LL(1) Grammar

This package uses a modified version of the KDL grammar as defined in the KDL spec. This modified version is an LL(1) grammar.

The KDL string is pre-processed before it is passed through the parser. This pre-processing takes care of stripping any leading BOM from the text and validates that no illegal characters are present in the text. This simplifies the grammar quite a bit, and makes it possible to turn certain non-terminal rules in the KDL spec's grammar into terminals.

The definitions of terminals are not included on this page, but they all map onto regular expressions. Some of the non-terminals in the KDL spec's grammar are implemented as terminals in this grammar. For example, we've done so in the numbers where JavaScript's parseInt and parseFloat can do a lot of heavy lifting if we just take the whole number string and remove any underscores and leading 0x/0b/0o.

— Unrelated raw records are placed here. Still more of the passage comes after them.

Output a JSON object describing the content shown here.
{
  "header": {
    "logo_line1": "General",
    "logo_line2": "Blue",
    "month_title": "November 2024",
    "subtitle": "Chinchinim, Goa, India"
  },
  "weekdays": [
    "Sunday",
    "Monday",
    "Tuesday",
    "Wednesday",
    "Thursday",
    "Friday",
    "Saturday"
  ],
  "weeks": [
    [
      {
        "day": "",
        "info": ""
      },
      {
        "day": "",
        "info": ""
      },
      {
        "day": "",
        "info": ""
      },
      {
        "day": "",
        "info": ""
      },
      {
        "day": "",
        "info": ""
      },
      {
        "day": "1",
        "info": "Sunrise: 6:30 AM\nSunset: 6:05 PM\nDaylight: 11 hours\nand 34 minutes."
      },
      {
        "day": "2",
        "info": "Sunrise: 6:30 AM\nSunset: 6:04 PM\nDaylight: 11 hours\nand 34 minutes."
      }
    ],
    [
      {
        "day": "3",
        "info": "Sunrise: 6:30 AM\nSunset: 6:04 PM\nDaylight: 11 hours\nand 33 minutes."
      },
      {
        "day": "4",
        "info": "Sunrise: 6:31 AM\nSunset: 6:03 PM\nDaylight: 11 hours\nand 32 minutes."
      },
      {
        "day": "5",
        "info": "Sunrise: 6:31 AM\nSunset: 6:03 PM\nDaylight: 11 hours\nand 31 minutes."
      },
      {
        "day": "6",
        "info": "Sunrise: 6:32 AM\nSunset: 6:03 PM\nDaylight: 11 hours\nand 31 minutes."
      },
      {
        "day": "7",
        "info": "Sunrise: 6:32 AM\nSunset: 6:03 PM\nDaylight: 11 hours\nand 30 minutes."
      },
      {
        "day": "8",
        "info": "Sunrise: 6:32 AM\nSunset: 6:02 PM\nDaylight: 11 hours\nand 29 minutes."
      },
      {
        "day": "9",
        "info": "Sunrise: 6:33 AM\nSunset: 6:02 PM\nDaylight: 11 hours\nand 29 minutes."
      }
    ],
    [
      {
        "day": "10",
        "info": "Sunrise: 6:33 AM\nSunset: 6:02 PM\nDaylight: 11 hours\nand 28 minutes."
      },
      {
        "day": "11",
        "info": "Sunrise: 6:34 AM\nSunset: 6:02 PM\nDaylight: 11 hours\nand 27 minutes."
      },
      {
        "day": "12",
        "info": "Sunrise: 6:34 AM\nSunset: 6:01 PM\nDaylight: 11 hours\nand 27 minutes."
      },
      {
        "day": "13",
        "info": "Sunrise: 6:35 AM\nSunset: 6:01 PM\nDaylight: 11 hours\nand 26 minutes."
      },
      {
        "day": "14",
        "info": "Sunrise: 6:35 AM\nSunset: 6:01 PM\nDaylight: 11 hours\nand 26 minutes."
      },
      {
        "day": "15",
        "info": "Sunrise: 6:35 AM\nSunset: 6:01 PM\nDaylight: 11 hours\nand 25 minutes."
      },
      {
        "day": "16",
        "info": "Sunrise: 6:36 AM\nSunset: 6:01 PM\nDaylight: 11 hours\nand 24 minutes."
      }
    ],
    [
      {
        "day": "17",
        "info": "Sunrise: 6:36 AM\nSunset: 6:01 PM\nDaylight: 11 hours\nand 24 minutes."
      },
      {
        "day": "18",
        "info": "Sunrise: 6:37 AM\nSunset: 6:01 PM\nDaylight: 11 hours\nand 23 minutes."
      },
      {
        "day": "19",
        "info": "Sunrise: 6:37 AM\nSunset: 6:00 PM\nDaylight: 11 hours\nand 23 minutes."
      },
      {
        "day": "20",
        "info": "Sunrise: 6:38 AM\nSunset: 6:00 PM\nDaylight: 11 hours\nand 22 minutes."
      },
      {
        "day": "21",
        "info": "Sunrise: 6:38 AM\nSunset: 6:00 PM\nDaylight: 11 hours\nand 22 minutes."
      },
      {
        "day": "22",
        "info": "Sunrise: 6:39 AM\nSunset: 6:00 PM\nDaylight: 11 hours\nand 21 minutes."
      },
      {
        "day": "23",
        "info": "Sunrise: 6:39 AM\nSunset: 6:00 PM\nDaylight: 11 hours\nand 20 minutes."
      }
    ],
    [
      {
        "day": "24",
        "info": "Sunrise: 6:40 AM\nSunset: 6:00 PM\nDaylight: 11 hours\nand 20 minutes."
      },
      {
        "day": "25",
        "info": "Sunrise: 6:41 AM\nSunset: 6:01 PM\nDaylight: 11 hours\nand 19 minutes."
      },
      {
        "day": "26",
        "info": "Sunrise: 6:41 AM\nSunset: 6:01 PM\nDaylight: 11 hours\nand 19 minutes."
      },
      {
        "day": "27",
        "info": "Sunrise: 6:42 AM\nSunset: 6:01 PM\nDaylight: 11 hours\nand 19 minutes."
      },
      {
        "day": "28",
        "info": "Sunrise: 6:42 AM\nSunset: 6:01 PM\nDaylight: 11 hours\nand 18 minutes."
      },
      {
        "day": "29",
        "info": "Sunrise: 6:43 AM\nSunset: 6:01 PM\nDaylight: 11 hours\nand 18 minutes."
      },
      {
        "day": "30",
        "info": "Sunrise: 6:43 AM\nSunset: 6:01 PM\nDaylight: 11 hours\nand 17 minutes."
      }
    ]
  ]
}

The diagrams on this page are rendered using railroad-diagrams, a lovely library by Tab Atkins Jr, who happens to be involved in KDL too!

document

In the KDL spec all line-space are used as line-space* so to simplify this grammar, the line-space itself takes care of the "zero or more" part.

The document non-terminal is used in node-children below, because distinguishing between node and final-node as defined in the KDL spec is impossible without unbounded look-ahead. Instead, the document non-terminal is modified to support ending on a base-node with or without node-terminator.

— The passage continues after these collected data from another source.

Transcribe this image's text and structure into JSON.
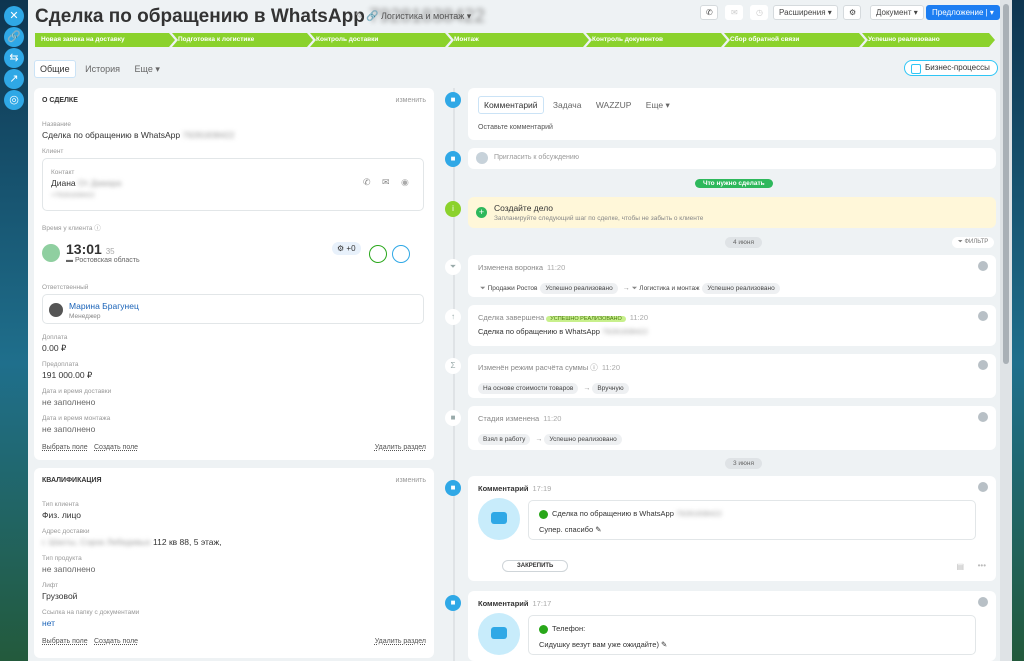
{
  "title": {
    "main": "Сделка по обращению в WhatsApp",
    "phone": "79281838422",
    "category": "Логистика и монтаж"
  },
  "toolbar": {
    "ext": "Расширения",
    "doc": "Документ",
    "offer": "Предложение"
  },
  "stages": [
    "Новая заявка на доставку",
    "Подготовка к логистике",
    "Контроль доставки",
    "Монтаж",
    "Контроль документов",
    "Сбор обратной связи",
    "Успешно реализовано"
  ],
  "tabs": {
    "general": "Общие",
    "history": "История",
    "more": "Еще"
  },
  "bp": "Бизнес-процессы",
  "about": {
    "header": "О СДЕЛКЕ",
    "edit": "изменить",
    "name_label": "Название",
    "name_value": "Сделка по обращению в WhatsApp",
    "name_phone": "79281838422",
    "client_label": "Клиент",
    "contact_label": "Контакт",
    "contact_name": "Диана",
    "contact_surname": "От Дамара",
    "contact_phone": "+79281838422",
    "time_label": "Время у клиента",
    "time_hm": "13:01",
    "time_s": "35",
    "region": "Ростовская область",
    "badge": "+0",
    "resp_label": "Ответственный",
    "resp_name": "Марина Брагунец",
    "resp_role": "Менеджер",
    "pay_label": "Доплата",
    "pay_value": "0.00 ₽",
    "pre_label": "Предоплата",
    "pre_value": "191 000.00 ₽",
    "del_label": "Дата и время доставки",
    "del_value": "не заполнено",
    "mnt_label": "Дата и время монтажа",
    "mnt_value": "не заполнено",
    "pick": "Выбрать поле",
    "create": "Создать поле",
    "delete": "Удалить раздел"
  },
  "qual": {
    "header": "КВАЛИФИКАЦИЯ",
    "edit": "изменить",
    "type_label": "Тип клиента",
    "type_value": "Физ. лицо",
    "addr_label": "Адрес доставки",
    "addr_blur": "г. Шахты, Сорок Лебедевых",
    "addr_value": "112 кв 88, 5 этаж,",
    "prod_label": "Тип продукта",
    "prod_value": "не заполнено",
    "lift_label": "Лифт",
    "lift_value": "Грузовой",
    "link_label": "Ссылка на папку с документами",
    "link_value": "нет",
    "pick": "Выбрать поле",
    "create": "Создать поле",
    "delete": "Удалить раздел"
  },
  "composer": {
    "tabs": [
      "Комментарий",
      "Задача",
      "WAZZUP",
      "Еще"
    ],
    "placeholder": "Оставьте комментарий",
    "invite": "Пригласить к обсуждению"
  },
  "todo": {
    "tag": "Что нужно сделать",
    "title": "Создайте дело",
    "text": "Запланируйте следующий шаг по сделке, чтобы не забыть о клиенте"
  },
  "sep1": "4 июня",
  "filter": "ФИЛЬТР",
  "sep2": "3 июня",
  "events": [
    {
      "title": "Изменена воронка",
      "time": "11:20",
      "from1": "Продажи Ростов",
      "from2": "Успешно реализовано",
      "to1": "Логистика и монтаж",
      "to2": "Успешно реализовано"
    },
    {
      "title": "Сделка завершена",
      "badge": "УСПЕШНО РЕАЛИЗОВАНО",
      "time": "11:20",
      "text": "Сделка по обращению в WhatsApp",
      "phone": "79281838422"
    },
    {
      "title": "Изменён режим расчёта суммы",
      "time": "11:20",
      "from": "На основе стоимости товаров",
      "to": "Вручную"
    },
    {
      "title": "Стадия изменена",
      "time": "11:20",
      "from": "Взял в работу",
      "to": "Успешно реализовано"
    }
  ],
  "comments": [
    {
      "title": "Комментарий",
      "time": "17:19",
      "line1": "Сделка по обращению в WhatsApp",
      "phone": "79281838422",
      "line2": "Супер. спасибо",
      "pin": "ЗАКРЕПИТЬ"
    },
    {
      "title": "Комментарий",
      "time": "17:17",
      "line1": "Телефон:",
      "line2": "Сидушку везут вам уже ожидайте)"
    }
  ]
}
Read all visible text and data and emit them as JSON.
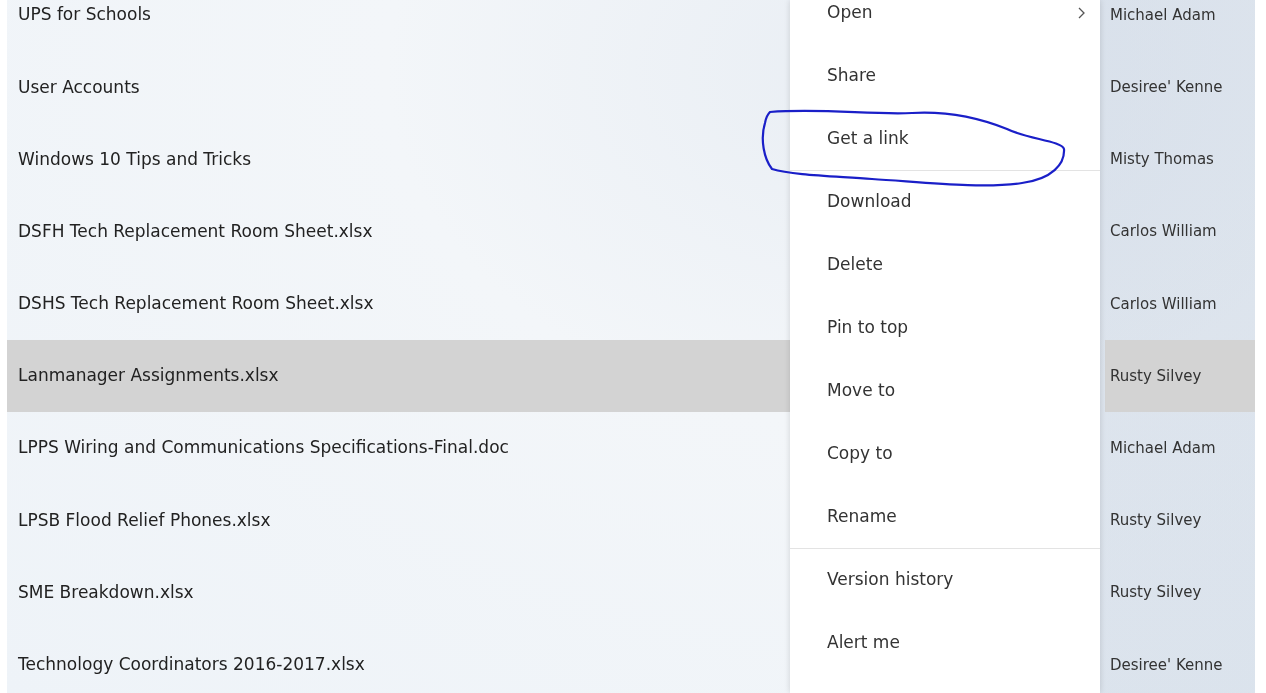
{
  "files": [
    {
      "name": "UPS for Schools",
      "owner": "Michael Adam",
      "selected": false
    },
    {
      "name": "User Accounts",
      "owner": "Desiree' Kenne",
      "selected": false
    },
    {
      "name": "Windows 10 Tips and Tricks",
      "owner": "Misty Thomas",
      "selected": false
    },
    {
      "name": "DSFH Tech Replacement Room Sheet.xlsx",
      "owner": "Carlos William",
      "selected": false
    },
    {
      "name": "DSHS Tech Replacement Room Sheet.xlsx",
      "owner": "Carlos William",
      "selected": false
    },
    {
      "name": "Lanmanager Assignments.xlsx",
      "owner": "Rusty Silvey",
      "selected": true
    },
    {
      "name": "LPPS Wiring and Communications Specifications-Final.doc",
      "owner": "Michael Adam",
      "selected": false
    },
    {
      "name": "LPSB Flood Relief Phones.xlsx",
      "owner": "Rusty Silvey",
      "selected": false
    },
    {
      "name": "SME Breakdown.xlsx",
      "owner": "Rusty Silvey",
      "selected": false
    },
    {
      "name": "Technology Coordinators 2016-2017.xlsx",
      "owner": "Desiree' Kenne",
      "selected": false
    }
  ],
  "context_menu": {
    "items": [
      {
        "label": "Open",
        "submenu": true,
        "separator_before": false,
        "circled": false
      },
      {
        "label": "Share",
        "submenu": false,
        "separator_before": false,
        "circled": false
      },
      {
        "label": "Get a link",
        "submenu": false,
        "separator_before": false,
        "circled": true
      },
      {
        "label": "Download",
        "submenu": false,
        "separator_before": true,
        "circled": false
      },
      {
        "label": "Delete",
        "submenu": false,
        "separator_before": false,
        "circled": false
      },
      {
        "label": "Pin to top",
        "submenu": false,
        "separator_before": false,
        "circled": false
      },
      {
        "label": "Move to",
        "submenu": false,
        "separator_before": false,
        "circled": false
      },
      {
        "label": "Copy to",
        "submenu": false,
        "separator_before": false,
        "circled": false
      },
      {
        "label": "Rename",
        "submenu": false,
        "separator_before": false,
        "circled": false
      },
      {
        "label": "Version history",
        "submenu": false,
        "separator_before": true,
        "circled": false
      },
      {
        "label": "Alert me",
        "submenu": false,
        "separator_before": false,
        "circled": false
      }
    ]
  }
}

There's one downside to this rewritten non-terminal: It works in the LL(1) parser but I am unable to write it down in BNF or any derivative. If someone else has any idea, feel free to make the necessary changes!

plain-node-space

The KDL spec's plain-node-space is always used with either the + or * modifier. Instead of doing the same, the plain-node-space in this grammar is it's own +, so it's either used plain for + or marked optional for *.

line-space

Compared to the line-space defined in the KDL spec, this version includes its own "zero or more" operator.

node-space

The optional-node-space and required-node-space non-terminals defined in the KDL spec are combined into a single non-terminal. This node-space non-terminal does one extra thing that isn't shown in the diagram: it remembers whether the last subrule it applied was a plain-node-space.

base-node

The node-prop-or-arg and node-children paths are only allowed if the last consumed node-space ended with a plain-node-space. Note node-prop-or-arg always ends on a node-space.

node

node-prop-or-arg

The node-prop-or-arg non-terminal is very different from its sibling in the KDL spec in order to remove any need for look-ahead:

  • If the first token is a tag (called type in the spec), then it must be an argument
  • If the first token is a number or a keyword, then it must be an argument
  • If the first token is a string, then we need to check if there's an equals sign.

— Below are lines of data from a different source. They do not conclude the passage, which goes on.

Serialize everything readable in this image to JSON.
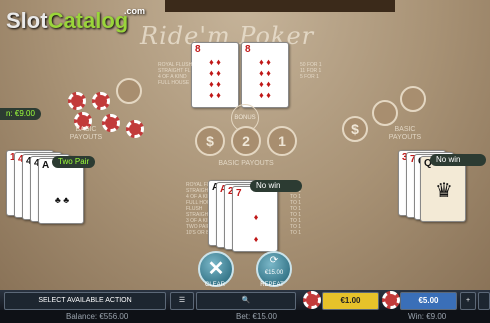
{
  "brand": {
    "slot": "Slot",
    "catalog": "Catalog",
    "com": ".com"
  },
  "title": "Ride'm Poker",
  "dealer_cards": [
    {
      "rank": "8",
      "suit": "♦"
    },
    {
      "rank": "8",
      "suit": "♦"
    }
  ],
  "center_paytable_head": "ROYAL FLUSH\nSTRAIGHT FL\n4 OF A KIND\nFULL HOUSE",
  "center_paytable_right": "50 FOR 1\n11 FOR 1\n5 FOR 1",
  "bonus_label": "BONUS",
  "bet_spots": [
    "$",
    "2",
    "1"
  ],
  "left_bet_amount": "n: €9.00",
  "basic_payouts": "BASIC PAYOUTS",
  "player_left": {
    "result": "Two Pair",
    "cards": [
      {
        "rank": "10",
        "suit": "♣"
      },
      {
        "rank": "4",
        "suit": "♠"
      },
      {
        "rank": "4",
        "suit": "♣"
      },
      {
        "rank": "4",
        "suit": "♠"
      },
      {
        "rank": "A",
        "suit": "♠"
      }
    ]
  },
  "player_center": {
    "result": "No win",
    "cards": [
      {
        "rank": "A",
        "suit": "♠"
      },
      {
        "rank": "A",
        "suit": "♦"
      },
      {
        "rank": "2",
        "suit": "♦"
      },
      {
        "rank": "7",
        "suit": "♦"
      }
    ]
  },
  "player_right": {
    "result": "No win",
    "cards": [
      {
        "rank": "3",
        "suit": "♥"
      },
      {
        "rank": "7",
        "suit": "♦"
      },
      {
        "rank": "Q",
        "suit": "♣"
      },
      {
        "rank": "Q",
        "suit": "♠"
      }
    ]
  },
  "center_paytable_rows": "ROYAL FLUSH\nSTRAIGHT FL\n4 OF A KIND\nFULL HOUSE\nFLUSH\nSTRAIGHT\n3 OF A KIND\nTWO PAIR\n10'S OR BETTER",
  "center_paytable_payouts": "TO 1\nTO 1\nTO 1\nTO 1\nTO 1\nTO 1\nTO 1\nTO 1\nTO 1",
  "actions": {
    "clear_label": "CLEAR",
    "repeat_label": "REPEAT",
    "repeat_value": "€15.00"
  },
  "toolbar": {
    "select_action": "SELECT AVAILABLE ACTION",
    "chip1_value": "€1.00",
    "chip2_value": "€5.00"
  },
  "status": {
    "balance": "Balance: €556.00",
    "bet": "Bet: €15.00",
    "win": "Win: €9.00"
  }
}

Looking for the equals sign required unbounded lookahead thanks to the allowed node-space between the property name and the equals sign. By changing this non-terminal so it also consumes any node-space that comes after the property or argument, we can remove the need for the look-ahead.

node-children

node-terminator

The document non-terminal supports ending on a node without node-terminator, so this non-terminal doesn't need to include EOF.

tag

escline

multiline-comment

single-line-comment

value

keyword

The keyword non-terminal "allows" invalid keywords, in order to throw an error when such a token is encountered. This gives us the opportunity to throw a useful error along the lines of "Did you forget to mark a keyword with #?" rather than "Unexpected token InvalidKeyword, expected one of <list of 20 allowed tokens>"

number

string

The parser itself is greatly simplified and very lenient when it comes to strings, with post-processing added to filter out invalid strings. All multiline quoted and raw strings are post-processed to remove leading whitespace. All quoted strings are post-processed to replace any escapes.